Turns out, we couldn’t ignore that fact so, I started to look into alternative routes to get us out of the financial frying pan and into the cultural fire. Thankfully, I came across this post at Manali & Terry, where they faced (and solved!) the same conundrum we faced: how to make it out of Japan with the budget in shreds but not shambles? Their solution was to take a two-day ferry from Osaka to Shanghai. Two one-way tickets at 22,000Y apiece ($283) weren’t exactly cheap, but they were better than the cost of plan tickets and we figured they’d make for a more interesting story as well.
Of course, this plan was contingent on us getting our China visas approved before we left for Japan, because the Chinese embassy in Japan only issues tourist visas to Japanese citizens or those who hold long-term residency visas for Japan (read: not people just visiting Japan on vacation; also read: not us). Still, from everything I had read, it looked like China visas have about a 3-month window between when they are first issued and when you must actually use them to enter the country, so I figured that if we applied for our visas in North America and then spent 2 or 3 weeks in Japan first, we’d still be good to go.
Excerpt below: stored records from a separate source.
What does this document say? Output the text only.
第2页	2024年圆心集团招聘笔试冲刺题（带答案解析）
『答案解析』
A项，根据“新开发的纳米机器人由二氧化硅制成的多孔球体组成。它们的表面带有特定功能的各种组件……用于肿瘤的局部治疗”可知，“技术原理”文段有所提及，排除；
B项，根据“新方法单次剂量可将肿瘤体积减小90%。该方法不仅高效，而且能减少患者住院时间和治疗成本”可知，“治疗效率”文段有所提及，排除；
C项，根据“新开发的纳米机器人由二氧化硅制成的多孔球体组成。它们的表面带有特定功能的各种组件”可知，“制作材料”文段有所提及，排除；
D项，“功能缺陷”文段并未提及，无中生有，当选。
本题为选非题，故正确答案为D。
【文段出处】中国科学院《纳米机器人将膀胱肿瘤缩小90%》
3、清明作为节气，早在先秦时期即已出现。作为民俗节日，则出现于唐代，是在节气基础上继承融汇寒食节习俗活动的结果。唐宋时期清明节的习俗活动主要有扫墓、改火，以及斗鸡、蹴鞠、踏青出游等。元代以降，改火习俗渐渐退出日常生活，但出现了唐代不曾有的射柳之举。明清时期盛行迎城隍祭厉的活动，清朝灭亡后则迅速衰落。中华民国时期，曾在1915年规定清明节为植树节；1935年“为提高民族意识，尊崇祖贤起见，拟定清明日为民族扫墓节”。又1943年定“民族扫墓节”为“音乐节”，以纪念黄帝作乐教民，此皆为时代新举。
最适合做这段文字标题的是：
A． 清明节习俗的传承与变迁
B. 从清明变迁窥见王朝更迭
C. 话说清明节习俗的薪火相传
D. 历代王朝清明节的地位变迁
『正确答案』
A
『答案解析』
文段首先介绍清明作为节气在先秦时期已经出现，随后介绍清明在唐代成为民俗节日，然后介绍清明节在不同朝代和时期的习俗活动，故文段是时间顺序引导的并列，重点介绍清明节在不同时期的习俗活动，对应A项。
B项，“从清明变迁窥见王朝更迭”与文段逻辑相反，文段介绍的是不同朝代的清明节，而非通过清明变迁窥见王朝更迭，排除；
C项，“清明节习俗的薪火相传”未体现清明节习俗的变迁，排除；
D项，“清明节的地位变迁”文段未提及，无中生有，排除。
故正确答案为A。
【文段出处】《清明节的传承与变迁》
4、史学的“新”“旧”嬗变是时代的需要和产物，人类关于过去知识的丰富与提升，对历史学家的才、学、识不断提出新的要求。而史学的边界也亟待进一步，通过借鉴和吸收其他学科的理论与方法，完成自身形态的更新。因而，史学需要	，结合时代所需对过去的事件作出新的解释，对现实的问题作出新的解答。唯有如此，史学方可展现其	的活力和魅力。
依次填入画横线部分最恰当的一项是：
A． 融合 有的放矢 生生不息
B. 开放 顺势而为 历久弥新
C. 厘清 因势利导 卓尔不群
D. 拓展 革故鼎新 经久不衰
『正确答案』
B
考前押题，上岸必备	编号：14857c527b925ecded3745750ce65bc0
For so long, I’ve had it ALL worked out because there is actually a Chinese Embassy in Toronto… and Toronto just happens to be where we’ll be hunkering down with my parents for a few weeks before we head out into the wild blue yonder. Better yet, the Toronto embassy claimed that both Canadians and Americans alike could apply for visas and the turnaround was only 3 – 4 business days, so both Tony and I could apply there without worry. Based on the website, the recommendation was that you apply for your visa about a month before you planned to travel and then after your visa was approved, you could go ahead and purchase your tickets.
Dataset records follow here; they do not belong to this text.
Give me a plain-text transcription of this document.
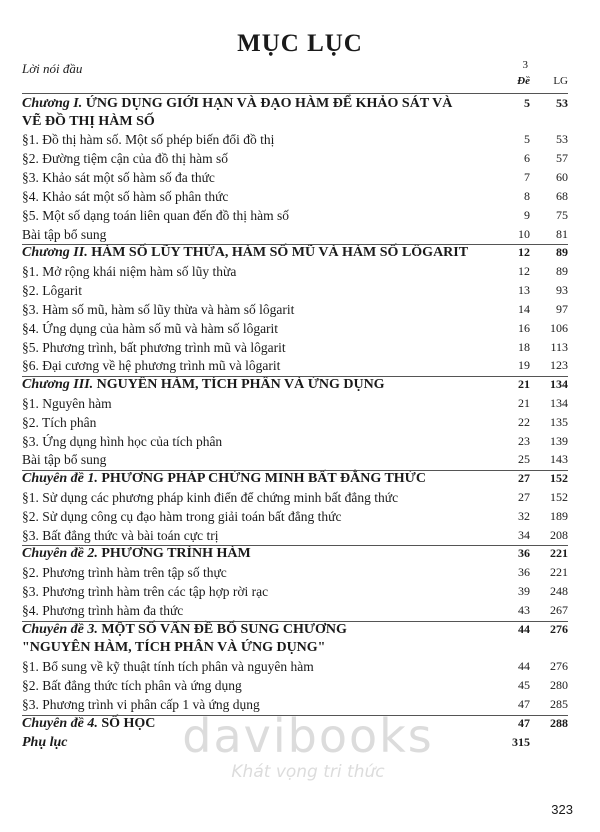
MỤC LỤC
Lời nói đầu	3
Đề	LG
Chương I. ỨNG DỤNG GIỚI HẠN VÀ ĐẠO HÀM ĐỂ KHẢO SÁT VÀ
VẼ ĐỒ THỊ HÀM SỐ
5	53
§1. Đồ thị hàm số. Một số phép biến đổi đồ thị	5	53
§2. Đường tiệm cận của đồ thị hàm số	6	57
§3. Khảo sát một số hàm số đa thức	7	60
§4. Khảo sát một số hàm số phân thức	8	68
§5. Một số dạng toán liên quan đến đồ thị hàm số	9	75
Bài tập bổ sung	10	81
Chương II. HÀM SỐ LŨY THỪA, HÀM SỐ MŨ VÀ HÀM SỐ LÔGARIT	12	89
§1. Mở rộng khái niệm hàm số lũy thừa	12	89
§2. Lôgarit	13	93
§3. Hàm số mũ, hàm số lũy thừa và hàm số lôgarit	14	97
§4. Ứng dụng của hàm số mũ và hàm số lôgarit	16	106
§5. Phương trình, bất phương trình mũ và lôgarit	18	113
§6. Đại cương về hệ phương trình mũ và lôgarit	19	123
Chương III. NGUYÊN HÀM, TÍCH PHÂN VÀ ỨNG DỤNG	21	134
§1. Nguyên hàm	21	134
§2. Tích phân	22	135
§3. Ứng dụng hình học của tích phân	23	139
Bài tập bổ sung	25	143
Chuyên đề 1. PHƯƠNG PHÁP CHỨNG MINH BẤT ĐẲNG THỨC	27	152
§1. Sử dụng các phương pháp kinh điển để chứng minh bất đẳng thức	27	152
§2. Sử dụng công cụ đạo hàm trong giải toán bất đẳng thức	32	189
§3. Bất đẳng thức và bài toán cực trị	34	208
Chuyên đề 2. PHƯƠNG TRÌNH HÀM	36	221
§2. Phương trình hàm trên tập số thực	36	221
§3. Phương trình hàm trên các tập hợp rời rạc	39	248
§4. Phương trình hàm đa thức	43	267
Chuyên đề 3. MỘT SỐ VẤN ĐỀ BỔ SUNG CHƯƠNG
"NGUYÊN HÀM, TÍCH PHÂN VÀ ỨNG DỤNG"
44	276
§1. Bổ sung về kỹ thuật tính tích phân và nguyên hàm	44	276
§2. Bất đẳng thức tích phân và ứng dụng	45	280
§3. Phương trình vi phân cấp 1 và ứng dụng	47	285
Chuyên đề 4. SỐ HỌC	47	288
Phụ lục	315
davibooks
Khát vọng tri thức
323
Well, you know what they say about the best-laid plans…
Much to my horror, earlier this week I discovered that the Chinese visa requirements in Toronto (and possibly all over Canada) have gotten a lot more strict. According to the official website, as of May 16, 2012 (i.e., these rules are now in effect), in order to apply for a tourist visa, not only must applicants supply professional passport photos (in their own words, “a home-shot photo or a photo taken at an express photo booth will not be accepted”) but you must now also include either an invitation letter from a Chinese organization or permanent resident of China OR proof that roundtrip tickets and hotels have been booked.
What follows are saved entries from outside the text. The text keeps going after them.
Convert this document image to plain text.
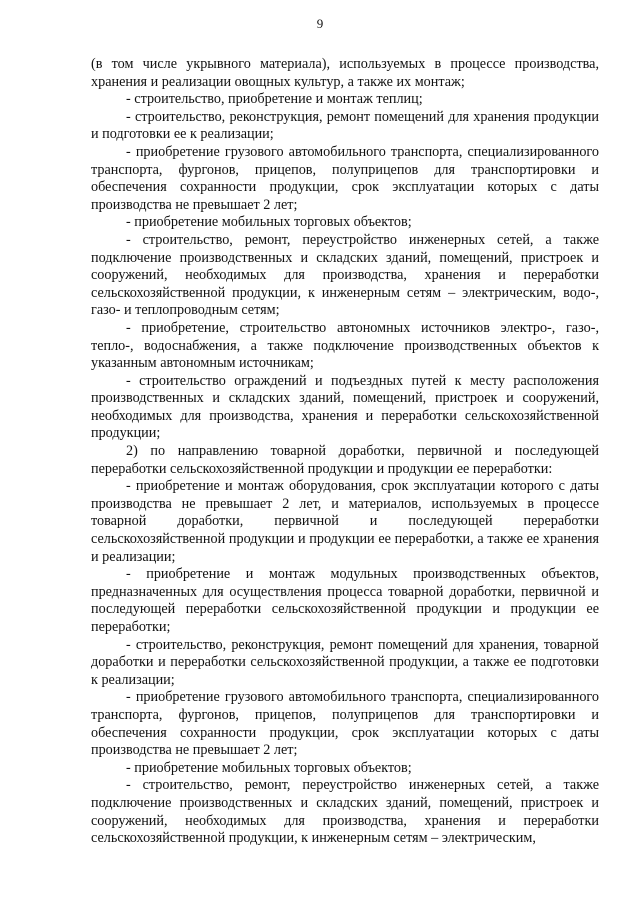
9

(в том числе укрывного материала), используемых в процессе производства, хранения и реализации овощных культур, а также их монтаж;

- строительство, приобретение и монтаж теплиц;

- строительство, реконструкция, ремонт помещений для хранения продукции и подготовки ее к реализации;

- приобретение грузового автомобильного транспорта, специализированного транспорта, фургонов, прицепов, полуприцепов для транспортировки и обеспечения сохранности продукции, срок эксплуатации которых с даты производства не превышает 2 лет;

- приобретение мобильных торговых объектов;

- строительство, ремонт, переустройство инженерных сетей, а также подключение производственных и складских зданий, помещений, пристроек и сооружений, необходимых для производства, хранения и переработки сельскохозяйственной продукции, к инженерным сетям – электрическим, водо-, газо- и теплопроводным сетям;

- приобретение, строительство автономных источников электро-, газо-, тепло-, водоснабжения, а также подключение производственных объектов к указанным автономным источникам;

- строительство ограждений и подъездных путей к месту расположения производственных и складских зданий, помещений, пристроек и сооружений, необходимых для производства, хранения и переработки сельскохозяйственной продукции;

2) по направлению товарной доработки, первичной и последующей переработки сельскохозяйственной продукции и продукции ее переработки:

- приобретение и монтаж оборудования, срок эксплуатации которого с даты производства не превышает 2 лет, и материалов, используемых в процессе товарной доработки, первичной и последующей переработки сельскохозяйственной продукции и продукции ее переработки, а также ее хранения и реализации;

- приобретение и монтаж модульных производственных объектов, предназначенных для осуществления процесса товарной доработки, первичной и последующей переработки сельскохозяйственной продукции и продукции ее переработки;

- строительство, реконструкция, ремонт помещений для хранения, товарной доработки и переработки сельскохозяйственной продукции, а также ее подготовки к реализации;

- приобретение грузового автомобильного транспорта, специализированного транспорта, фургонов, прицепов, полуприцепов для транспортировки и обеспечения сохранности продукции, срок эксплуатации которых с даты производства не превышает 2 лет;

- приобретение мобильных торговых объектов;

- строительство, ремонт, переустройство инженерных сетей, а также подключение производственных и складских зданий, помещений, пристроек и сооружений, необходимых для производства, хранения и переработки сельскохозяйственной продукции, к инженерным сетям – электрическим,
China, you’ve got to be kidding me.
This throws a huge wrench in our plans. I can begrudgingly deal with the stricter (and therefore more expensive) passport photo issue, but we weren’t ever planning to buy plane tickets to China! And we certainly weren’t planning to come home after having visited! Also, we think we might spend 2 months in China, so there’s no way we can book hotels for that entire time in advance. I know some people say that they would just go ahead and book refundable tickets or something, but I hate to think of the cost factor involved (even if we would ultimately get the money back) and that still doesn’t deal with the hotel booking issue.
I think I will still visit the embassy while we’re in Toronto to see if there’s any wiggle room on these issues, but somehow, I doubt I’ll be triumphant.
To recap, if you are currently looking to get your China tourist visa in Toronto, Canada, be prepared to provide at the time of your application:
1) a professional passport photo
2) proof of roundtrip plane tickets and hotel bookings
Excuse me while Tony and I start furiously researching back-up plans, since it looks incredibly unlikely we’ll be taking the slow boat to China any longer. Anyone out there got any suggestions?